You may be most comfortable when lying on your back or walking. A word of caution: these are temporary remedies and not a substitute for seeking immediate professional care. If you have sciatica, consult your doctor as soon as possible. Orthopedic doctors are educated and trained in the detection and treatment of problems affecting the joints. Many cases of sciatica lend themselves to correction through Epidural Steroid Injection (E.S.I.). Physical therapy also can be helpful.

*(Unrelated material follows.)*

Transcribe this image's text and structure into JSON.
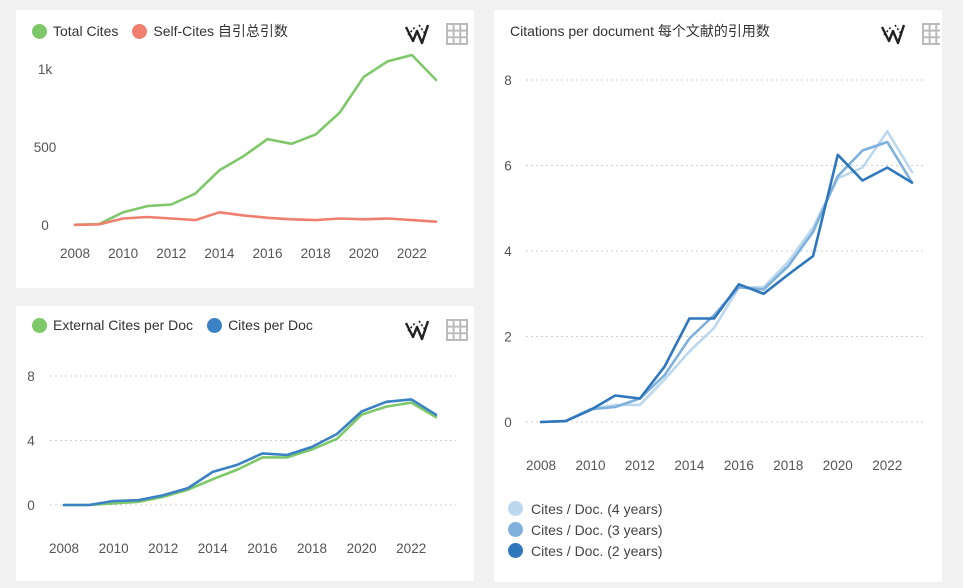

What is epidural steroid injection?
It is a procedure in which a cortisone-like drug is injected on top of the spinal canal. The anti-inflammatory properties of the medication are intended to give long term, sometimes permanent relief of symptoms. The procedure is painless and the risk of complication is very low.
How is an ESI done?
E.S.I. is an outpatient procedure, really no more than an office visit. A small area in the lower back is numbed with a local anesthetic. A very small needle is then placed through the skin into the epidural space, an area adjacent to the affected nerves. The medications are painlessly injected through the needle and spread to the nerves. The procedure is performed by our doctors, who are skilled in this technique.
Will I need physical therapy after an ESI?
Your doctor may believe you can benefit from physical therapy after your ESI.

Physical therapy after an ESI injection is designed to strengthen the muscles of the lower back, abdomen, buttocks and legs, in order to promote good posture and enhance your treatment. Physical therapy treatment includes ultrasound, moist heat and massage.

The education portion of the program teaches you how to minimize recurrence of sciatica. Topics include exercises, medications and proper body mechanics. You will also learn which exercises you should avoid.